FIG. 4 is a circuit diagram of a sense amplifier power control circuit of the semiconductor memory device, FIG. 4 is a circuit diagram of a sense amplifier of the semiconductor memory device,
FIG. 5 is a comparison diagram of the timing between the first embodiment of the present invention and the conventional example, and FIG. 6 is a graph showing the ratio of the write / read time and the refresh time when the present invention is used in the DRAM. FIG. 7 is a block diagram of a semiconductor memory device according to a third embodiment of the present invention, and FIG. 8 is a memory block of the semiconductor memory device according to the third embodiment of the present invention. FIG. 9 is a circuit diagram of a sense amplifier power supply control circuit of a semiconductor memory device according to a third embodiment of the present invention, and FIG. 10 is a conventional semiconductor memory device and a first embodiment of the present invention. FIG. 11 is a timing chart of a DRAM refresh operation, and FIG. 12 is a DRAM memory cell and its semiconductor memory device according to the third embodiment of the present invention. Peripheral circuit diagram, Fig. 13 FIG. 14 is a block diagram of a DRAM according to a conventional technology, FIG. 14 is a circuit diagram in a memory block of the DRAM according to the conventional technology, FIG. 15 is a diagram comparing refresh time ratios depending on the storage capacity of the DRAM according to the conventional technology, and FIG. FIG. 1 is a diagram in which the timing of writing / reading and refreshing of an image memory according to the conventional technique is compared according to the storage capacity of the image memory.

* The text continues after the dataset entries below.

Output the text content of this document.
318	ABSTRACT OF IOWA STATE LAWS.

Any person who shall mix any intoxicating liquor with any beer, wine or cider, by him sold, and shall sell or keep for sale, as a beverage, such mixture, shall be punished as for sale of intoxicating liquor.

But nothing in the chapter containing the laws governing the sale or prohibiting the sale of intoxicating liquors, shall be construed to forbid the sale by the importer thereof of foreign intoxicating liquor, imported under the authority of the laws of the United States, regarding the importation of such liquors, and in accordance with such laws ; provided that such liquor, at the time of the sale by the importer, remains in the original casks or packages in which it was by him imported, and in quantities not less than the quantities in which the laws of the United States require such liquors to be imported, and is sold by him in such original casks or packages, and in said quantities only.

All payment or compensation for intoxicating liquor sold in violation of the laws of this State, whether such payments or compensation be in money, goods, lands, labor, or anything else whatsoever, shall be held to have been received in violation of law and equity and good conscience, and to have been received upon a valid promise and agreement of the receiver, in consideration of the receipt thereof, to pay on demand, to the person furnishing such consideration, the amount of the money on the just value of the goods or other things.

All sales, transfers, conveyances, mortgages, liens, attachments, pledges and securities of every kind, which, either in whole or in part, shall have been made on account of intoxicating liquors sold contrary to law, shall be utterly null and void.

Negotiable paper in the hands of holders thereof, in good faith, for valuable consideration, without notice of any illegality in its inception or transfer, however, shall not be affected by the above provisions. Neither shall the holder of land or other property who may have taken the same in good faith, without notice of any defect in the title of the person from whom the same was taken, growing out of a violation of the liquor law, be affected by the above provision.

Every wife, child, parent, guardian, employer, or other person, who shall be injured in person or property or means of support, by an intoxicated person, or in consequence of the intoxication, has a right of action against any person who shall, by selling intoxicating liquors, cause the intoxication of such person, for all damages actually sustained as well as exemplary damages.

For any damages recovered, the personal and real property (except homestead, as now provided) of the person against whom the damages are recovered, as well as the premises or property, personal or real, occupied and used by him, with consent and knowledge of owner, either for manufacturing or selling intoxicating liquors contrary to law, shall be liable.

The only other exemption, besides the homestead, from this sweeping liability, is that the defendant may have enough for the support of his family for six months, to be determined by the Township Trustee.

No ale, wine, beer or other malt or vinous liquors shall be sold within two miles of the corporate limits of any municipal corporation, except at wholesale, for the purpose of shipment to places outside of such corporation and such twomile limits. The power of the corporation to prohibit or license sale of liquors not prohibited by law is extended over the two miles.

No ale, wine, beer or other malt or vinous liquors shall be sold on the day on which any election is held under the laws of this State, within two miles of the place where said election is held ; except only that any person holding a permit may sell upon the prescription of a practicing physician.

 ──────────────────────────────────────────────────続 き Continuation of the front page (56) References JP-A-57-203290 (JP, A) JP-A-63-86193 (JP, A) JP-A-60-696 (JP, A) JP-A 63-86193 282998 (JP, A) JP-A-61-259294 (JP, A) JP-A-62-68797 (JP, A)

Claims (3)

(57) [Claims] A plurality of memory cells arranged in a matrix, a plurality of word lines for selectively driving these memory cells, and a plurality of pairs of bit lines for exchanging information with each memory cell. , A row decoder circuit for selecting the word line, a column decoder circuit for selecting the bit line pair, a sense amplifier circuit for detecting a potential difference between each pair of bit lines, and a write / read circuit. And a plurality of blocks each including a sense amplifier control circuit having a current supply source for refresh and a current supply source for refresh having a lower current supply capability than the current supply source for writing / reading. Some of the plurality of blocks are blocks for writing / reading, and the remaining blocks are blocks for refreshing. In block for the write-read current source for the write and read is used,
2. A semiconductor memory device according to claim 1, wherein said refreshing block uses said refreshing current supply source. 2. The semiconductor memory according to claim 1, wherein refresh of said remaining blocks has been completed at the time of completion of writing / reading of data of said block to be written / read. apparatus. 3. A plurality of memory cells arranged in a matrix, a plurality of word lines for selectively driving these memory cells, and a plurality of pairs of bit lines for exchanging information with each memory cell. , A row decoder circuit for selecting the word line, a column decoder circuit for selecting the bit line pair, a sense amplifier circuit when detecting a potential difference between the bit lines of each pair, and a write / read circuit.
A plurality of blocks each including a read current supply source and a sense amplifier control circuit having a refresh current supply source having a lower current supply capability than the write / read current supply source are provided. A plurality of blocks are refreshed at the same time by using the current supply sources described above.